My heart bleeds for our continent and The Gambia, where I  learned recently while on vacation, that in 5 years, 1 in 5 people in The Gambia will be HIV Infected.  
 
Astrid Christensen/
 

Page 13A      USA Today 

3/27/2001

Wealthier countries, drug firms can save Africa

By Mark Mathabane

When I was growing up in a South African ghetto, my family couldn't afford medicines for such commonplace illnesses as colds, chicken pox and measles. I remember a bottle of aspirin costing my parents as much as it cost to feed our family of nine for several days.

Now HIV/AIDS is a commonplace illness in my homeland. South Africa has one of the world's highest AIDS infection rates: More than 4.7 million people in a country of 43 million were infected by the end of last year, including one in four pregnant women.

The expensive drugs needed to combat the incurable disease are beyond the reach of most South Africans. Pharmaceutical companies, responding to mounting pressure to make AIDS drugs more affordable, recently slashed prices. But these prices remain high, particularly for poor nations saddled with heavy debts, struggling economies and a host of intractable social and economic problems. Wealthy nations must play a role in offsetting the cost.

World attention has focused on a landmark legal case in South Africa that could dramatically affect the price and accessibility of AIDS drugs. Thirty-nine pharmaceutical companies are challenging the legality of a South African law that would allow the country to import cheap generic brands of patented AIDS drugs.

Since the lawsuit was filed three years ago, 400,000 South Africans have died from AIDS-related illnesses. By the end of the decade, 6 million South Africans will die from AIDS, and one in three children will be orphaned, if people don't gain access to affordable drugs that have significantly lowered the death rate in the industrialized world.

Far less expensive

Legal experts believe the 1997 law South Africa has invoked is consistent with international trade agreements the country has signed. Under the law, two Indian companies that now manufacture generic versions of many AIDS drugs would be able to sell them to South Africa at prices below those offered by pharmaceutical companies. For instance, an AIDS cocktail therapy would cost South Africans about $600 a year, a fraction of the $11,000-$15,000 Americans pay.

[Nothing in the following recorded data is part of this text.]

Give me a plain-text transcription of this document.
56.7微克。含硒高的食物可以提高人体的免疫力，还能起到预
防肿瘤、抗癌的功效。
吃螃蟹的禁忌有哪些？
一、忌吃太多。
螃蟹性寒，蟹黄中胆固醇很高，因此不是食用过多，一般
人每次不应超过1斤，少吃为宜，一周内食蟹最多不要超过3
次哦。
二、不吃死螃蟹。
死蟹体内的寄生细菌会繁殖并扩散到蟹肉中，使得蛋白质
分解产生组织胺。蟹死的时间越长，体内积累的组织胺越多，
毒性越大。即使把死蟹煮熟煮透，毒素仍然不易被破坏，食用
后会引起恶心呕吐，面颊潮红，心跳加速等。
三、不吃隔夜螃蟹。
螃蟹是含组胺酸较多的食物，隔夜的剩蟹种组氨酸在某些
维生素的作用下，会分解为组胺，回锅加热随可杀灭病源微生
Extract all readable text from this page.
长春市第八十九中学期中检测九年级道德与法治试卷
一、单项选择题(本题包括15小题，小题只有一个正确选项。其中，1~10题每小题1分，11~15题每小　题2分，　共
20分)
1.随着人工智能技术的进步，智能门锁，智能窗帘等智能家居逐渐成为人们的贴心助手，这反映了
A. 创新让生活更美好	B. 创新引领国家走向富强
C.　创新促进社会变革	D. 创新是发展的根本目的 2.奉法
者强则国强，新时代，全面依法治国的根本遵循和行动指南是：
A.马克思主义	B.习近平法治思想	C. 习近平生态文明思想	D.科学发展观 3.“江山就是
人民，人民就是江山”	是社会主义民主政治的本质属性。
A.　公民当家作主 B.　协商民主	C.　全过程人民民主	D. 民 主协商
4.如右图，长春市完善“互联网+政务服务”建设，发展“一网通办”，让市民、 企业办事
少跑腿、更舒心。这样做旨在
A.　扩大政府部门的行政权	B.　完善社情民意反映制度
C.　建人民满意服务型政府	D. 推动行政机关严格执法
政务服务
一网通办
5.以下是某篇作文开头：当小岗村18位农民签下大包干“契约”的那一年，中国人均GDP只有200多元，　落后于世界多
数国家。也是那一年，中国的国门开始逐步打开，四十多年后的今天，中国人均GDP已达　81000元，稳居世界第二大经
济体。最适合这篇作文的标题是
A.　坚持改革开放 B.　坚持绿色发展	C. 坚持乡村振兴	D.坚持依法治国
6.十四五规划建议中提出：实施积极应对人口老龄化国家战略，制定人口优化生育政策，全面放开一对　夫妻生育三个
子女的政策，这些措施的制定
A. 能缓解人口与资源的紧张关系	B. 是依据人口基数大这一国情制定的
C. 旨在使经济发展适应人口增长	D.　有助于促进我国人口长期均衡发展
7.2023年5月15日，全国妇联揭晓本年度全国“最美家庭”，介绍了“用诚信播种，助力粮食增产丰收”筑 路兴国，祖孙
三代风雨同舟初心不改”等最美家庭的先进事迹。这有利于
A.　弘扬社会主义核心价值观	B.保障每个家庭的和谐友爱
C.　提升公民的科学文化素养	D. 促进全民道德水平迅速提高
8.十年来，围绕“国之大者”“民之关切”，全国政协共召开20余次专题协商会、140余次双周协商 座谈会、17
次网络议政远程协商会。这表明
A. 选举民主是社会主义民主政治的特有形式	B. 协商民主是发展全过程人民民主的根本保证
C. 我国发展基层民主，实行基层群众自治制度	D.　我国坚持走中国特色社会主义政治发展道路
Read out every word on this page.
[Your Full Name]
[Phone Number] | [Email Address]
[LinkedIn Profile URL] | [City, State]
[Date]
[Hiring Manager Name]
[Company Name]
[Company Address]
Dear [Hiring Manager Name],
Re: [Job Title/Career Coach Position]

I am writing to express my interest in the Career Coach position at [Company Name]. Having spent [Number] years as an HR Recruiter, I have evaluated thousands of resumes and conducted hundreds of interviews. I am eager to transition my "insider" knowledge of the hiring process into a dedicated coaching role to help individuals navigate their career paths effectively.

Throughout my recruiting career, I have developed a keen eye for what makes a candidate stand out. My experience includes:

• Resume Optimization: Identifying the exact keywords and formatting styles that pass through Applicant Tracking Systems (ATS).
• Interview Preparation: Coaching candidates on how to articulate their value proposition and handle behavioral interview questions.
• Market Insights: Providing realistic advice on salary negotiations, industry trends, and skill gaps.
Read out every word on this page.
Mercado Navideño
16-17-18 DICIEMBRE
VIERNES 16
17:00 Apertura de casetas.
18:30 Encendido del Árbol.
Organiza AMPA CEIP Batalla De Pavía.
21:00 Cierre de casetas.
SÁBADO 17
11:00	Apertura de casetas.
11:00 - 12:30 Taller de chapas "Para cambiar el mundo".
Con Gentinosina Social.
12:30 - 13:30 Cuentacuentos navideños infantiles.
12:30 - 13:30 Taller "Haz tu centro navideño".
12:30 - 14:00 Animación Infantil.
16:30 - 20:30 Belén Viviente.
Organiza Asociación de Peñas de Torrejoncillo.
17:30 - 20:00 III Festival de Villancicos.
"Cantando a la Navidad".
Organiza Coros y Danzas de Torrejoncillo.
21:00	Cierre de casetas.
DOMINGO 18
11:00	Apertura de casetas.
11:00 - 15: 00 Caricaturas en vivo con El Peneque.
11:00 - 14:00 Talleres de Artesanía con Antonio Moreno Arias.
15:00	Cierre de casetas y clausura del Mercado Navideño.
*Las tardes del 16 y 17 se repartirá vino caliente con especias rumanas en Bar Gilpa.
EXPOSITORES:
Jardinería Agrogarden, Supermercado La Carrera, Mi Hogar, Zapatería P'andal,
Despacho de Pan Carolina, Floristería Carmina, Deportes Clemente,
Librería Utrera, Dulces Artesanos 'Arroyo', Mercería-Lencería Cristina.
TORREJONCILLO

Drug companies maintain that poor education, lack of infrastructure and inadequate health services are greater barriers than price for Africans infected with HIV/AIDS. But this is not entirely true. Last year, in the Khayelitsha township near Cape Town, 50,000 HIV-positive residents could have benefited from treatment, yet not one could afford AIDS therapy, according to Doctors Without Borders.

Save money and lives

AIDS drug therapy not only saves lives, but also is cost-effective. Two recent studies in The New England Journal of Medicine found it saves an average of $2,000 per year per patient in the United States by keeping people out of hospitals. These benefits, researchers believe, could also accrue to nations such as South Africa -- if they can afford the AIDS drugs. The grim reality is that most African countries have minuscule health budgets.

Some drug companies are doing more to help Africans fight the AIDS pandemic. Pfizer, which is not among the firms suing the South African government, is giving away an anti-fungal medication used to fight cryptococcal meningitis, a lethal brain disease found in many AIDS patients. The drug had cost South Africans $15 a dose.

The World Health Organization estimates that 5 million infected Africans could benefit from access to AIDS drugs -- yet only a few thousand can afford them. AZT, for instance, has proved effective in reducing the risk of mother-to-infant transmissions of the disease. If it were free, AZT could save tens of thousands of the African babies infected with HIV/AIDS every year.

Africa's fate hinges on vanquishing the AIDS pandemic. By the end of last year, 25.3 million Africans were infected. The beleaguered continent, which has only 13% of the world's population, is now home to 90% of the world's HIV infected children and 70% of infected adults. Because of AIDS, life expectancy in sub-Saharan Africa is expected to plummet below age 30 by the end of the decade -- the lowest level in 100 years.

Drug companies, African governments and rich nations must urgently cooperate to contain the pandemic before millions more die.

Mark Mathabane, a lecturer and author, is writing a book about South Africa's Truth and Reconciliation Commission.